The doctors are witnessing more challenges than ever before. Limited appointment time, edgy patients and their relatives, the ability of patients to do their own research, over competitive market, legal threats all of these makes doctors more cautious and alert. To add to the dilemma of both – doctor and patients is the ‘doctor shopping’ which means the practice of a patient requesting care from multiple physicians, often simultaneously, without making efforts to coordinate care or informing the physicians of the multiple caregivers. The doctor shopping can lead a patient to be misdiagnosed and mistreated as too many cooks spoil the broth.
Therefore, effective communications between patients and their physicians has become more important than ever. And, good and clear communications really boils down to two things; respect for each other and the ability to manage expectations.
Almost all Internet users spend time searching for health and medical information. According to Pew Internet which is project of Pew Research Center, a group that studies these kinds of trends, we don’t get a good response or reaction from all doctors when we try to share that information with them; we are often perturbed by the experience. Sometimes our doctors are curt or trivializing. Sometimes they even get angry. Even if they don’t say so in so many words, their body language says it all. It seems we’ve rubbed them the wrong way.

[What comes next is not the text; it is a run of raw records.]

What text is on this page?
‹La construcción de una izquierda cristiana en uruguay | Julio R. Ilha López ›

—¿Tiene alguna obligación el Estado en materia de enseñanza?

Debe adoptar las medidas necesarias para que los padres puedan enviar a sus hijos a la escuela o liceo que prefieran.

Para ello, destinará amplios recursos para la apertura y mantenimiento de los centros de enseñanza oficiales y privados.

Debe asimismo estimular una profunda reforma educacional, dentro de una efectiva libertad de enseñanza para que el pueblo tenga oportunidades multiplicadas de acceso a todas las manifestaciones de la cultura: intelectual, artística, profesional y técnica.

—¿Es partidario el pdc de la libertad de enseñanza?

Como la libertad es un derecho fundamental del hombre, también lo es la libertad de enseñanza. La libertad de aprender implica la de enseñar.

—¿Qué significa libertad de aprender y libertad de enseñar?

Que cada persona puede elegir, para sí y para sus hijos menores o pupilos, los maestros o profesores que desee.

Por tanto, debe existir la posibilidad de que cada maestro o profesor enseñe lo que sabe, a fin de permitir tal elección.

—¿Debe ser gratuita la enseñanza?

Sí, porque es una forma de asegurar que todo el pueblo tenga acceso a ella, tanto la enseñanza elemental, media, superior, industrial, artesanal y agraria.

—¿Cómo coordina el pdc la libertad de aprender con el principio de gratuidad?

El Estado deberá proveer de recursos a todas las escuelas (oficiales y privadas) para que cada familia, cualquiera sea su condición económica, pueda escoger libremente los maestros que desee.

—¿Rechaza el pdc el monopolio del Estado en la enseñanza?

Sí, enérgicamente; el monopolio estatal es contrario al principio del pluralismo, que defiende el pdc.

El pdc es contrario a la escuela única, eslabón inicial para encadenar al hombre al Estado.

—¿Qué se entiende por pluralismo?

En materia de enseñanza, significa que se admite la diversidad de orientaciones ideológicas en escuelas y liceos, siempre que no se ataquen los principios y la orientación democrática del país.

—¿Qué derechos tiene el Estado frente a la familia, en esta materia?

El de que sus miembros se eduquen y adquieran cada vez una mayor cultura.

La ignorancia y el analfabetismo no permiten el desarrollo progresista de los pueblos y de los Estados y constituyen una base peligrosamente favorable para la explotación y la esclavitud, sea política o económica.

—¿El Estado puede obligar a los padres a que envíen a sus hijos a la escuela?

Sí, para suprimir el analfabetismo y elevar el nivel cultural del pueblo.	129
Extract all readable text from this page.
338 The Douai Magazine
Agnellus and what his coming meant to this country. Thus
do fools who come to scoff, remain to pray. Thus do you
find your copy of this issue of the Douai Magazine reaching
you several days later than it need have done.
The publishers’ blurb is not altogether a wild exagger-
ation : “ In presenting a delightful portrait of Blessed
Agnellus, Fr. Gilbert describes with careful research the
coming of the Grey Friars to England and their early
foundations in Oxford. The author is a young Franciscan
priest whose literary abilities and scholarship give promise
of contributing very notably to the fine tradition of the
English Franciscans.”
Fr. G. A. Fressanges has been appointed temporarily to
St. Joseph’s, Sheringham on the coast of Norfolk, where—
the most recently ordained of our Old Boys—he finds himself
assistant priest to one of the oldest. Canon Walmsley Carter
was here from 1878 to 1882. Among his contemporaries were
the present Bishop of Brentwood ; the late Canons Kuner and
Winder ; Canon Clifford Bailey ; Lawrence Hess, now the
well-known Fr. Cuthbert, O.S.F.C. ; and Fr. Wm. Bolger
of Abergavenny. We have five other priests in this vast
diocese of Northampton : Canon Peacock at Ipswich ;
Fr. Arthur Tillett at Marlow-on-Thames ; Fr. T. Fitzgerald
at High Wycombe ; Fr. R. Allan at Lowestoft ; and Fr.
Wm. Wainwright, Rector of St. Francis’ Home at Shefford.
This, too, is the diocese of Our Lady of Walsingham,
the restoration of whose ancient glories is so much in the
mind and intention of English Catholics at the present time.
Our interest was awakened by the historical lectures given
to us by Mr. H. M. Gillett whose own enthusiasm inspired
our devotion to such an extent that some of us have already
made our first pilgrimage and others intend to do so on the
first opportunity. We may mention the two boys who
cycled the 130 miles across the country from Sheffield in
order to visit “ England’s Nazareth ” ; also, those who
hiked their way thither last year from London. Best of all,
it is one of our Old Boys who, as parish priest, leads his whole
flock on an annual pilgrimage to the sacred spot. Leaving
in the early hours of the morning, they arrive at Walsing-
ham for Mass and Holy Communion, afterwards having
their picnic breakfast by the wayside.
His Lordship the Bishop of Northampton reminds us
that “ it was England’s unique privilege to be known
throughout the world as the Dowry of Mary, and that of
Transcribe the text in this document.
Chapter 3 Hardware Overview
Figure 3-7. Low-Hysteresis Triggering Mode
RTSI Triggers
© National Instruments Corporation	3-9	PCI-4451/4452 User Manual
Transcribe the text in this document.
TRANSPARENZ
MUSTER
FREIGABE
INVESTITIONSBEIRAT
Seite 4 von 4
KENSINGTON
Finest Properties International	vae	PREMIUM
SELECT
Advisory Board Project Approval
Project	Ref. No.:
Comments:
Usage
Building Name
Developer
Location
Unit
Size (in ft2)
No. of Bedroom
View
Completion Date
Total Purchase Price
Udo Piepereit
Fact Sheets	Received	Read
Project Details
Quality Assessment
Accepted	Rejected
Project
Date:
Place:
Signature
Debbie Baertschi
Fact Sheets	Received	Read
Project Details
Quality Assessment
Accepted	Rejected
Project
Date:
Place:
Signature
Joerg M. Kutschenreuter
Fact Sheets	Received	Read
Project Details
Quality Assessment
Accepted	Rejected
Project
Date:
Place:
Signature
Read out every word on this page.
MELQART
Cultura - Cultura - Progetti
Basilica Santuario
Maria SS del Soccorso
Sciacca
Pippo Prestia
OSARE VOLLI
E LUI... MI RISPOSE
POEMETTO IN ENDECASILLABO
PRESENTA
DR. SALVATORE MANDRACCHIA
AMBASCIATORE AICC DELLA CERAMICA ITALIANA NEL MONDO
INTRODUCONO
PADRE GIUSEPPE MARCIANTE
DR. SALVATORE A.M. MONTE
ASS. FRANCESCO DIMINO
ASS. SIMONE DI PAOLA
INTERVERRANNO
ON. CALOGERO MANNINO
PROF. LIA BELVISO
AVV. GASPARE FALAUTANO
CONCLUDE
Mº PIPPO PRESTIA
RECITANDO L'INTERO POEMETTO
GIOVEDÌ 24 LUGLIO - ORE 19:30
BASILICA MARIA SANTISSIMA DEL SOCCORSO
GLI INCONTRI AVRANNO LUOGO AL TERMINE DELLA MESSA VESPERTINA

Your doctor has limited time. It makes most sense for us patients to prepare ahead for the probability that the visit will be shorter than we expect.
Your doctor will be to the point in his communication. You need to be well-organized, prepare questions ahead of appointments, and sticks to the facts. With so little appointment time, you’ll want to be sure your doctor has all the important information about your problems, and has time to answer all your questions.
Ask your doctor what happens next. Before, during or after diagnosis or treatment, asking your doctor what happens next will help you understand what is going on at once, and what your outcomes might be. For example, if your doctor says he is sending you for a medical test, you might ask what he expects the results will be, or what the possible outcomes might be, and what they would mean. If he can manage your expectations, you will have more confidence about the process and its outcomes.
Be polite. If you feel your doctor is not listening and you are anxious, politely ask him/her to listen to your entire list of symptoms, or to let you ask your entire question. Sometimes a simple gesture such as gently holding up your doctor’s hand or a gentle tap on his shoulder will alert your doctor to stop and listen to you.
Good doctors understand that a sick or wounded patient is highly vulnerable. Therefore, being respectful towards the patient goes a long way toward helping the patient to understand symptoms, preparing him/her for decision-making, and complying with instructions.
I think a good doctor has to be a fine human first; a mature and skilled doctor has the ability to share information in terms patient can understand. They make their patients and their kin comfortable. They communicate in simple terms accompanied by an explanation at the same time. However, a doctor is stressed for time, he knows that if it can’t be done right to begin with, it will need to be done over. Listening carefully and respectfully to the patient will go a long way toward better outcomes for the patient.
And, last but not the least a good doctor has the ability to effectively manage patients’ expectations.A lot of research literature on doctor-patient trust suggests that a patient’s health or recovery depends to a great extent on the doctor-patient relationship. Once the patient and physician are introduced to each other, they enter into a relationship which can go a long way. Both must respect one another. The relationship thus formed has substantial implications for how the curing and caring process will be accomplished and the extent to which needs and expectations will be met. And, a satisfied and healed patient acts as a brand ambassador for a doctor!!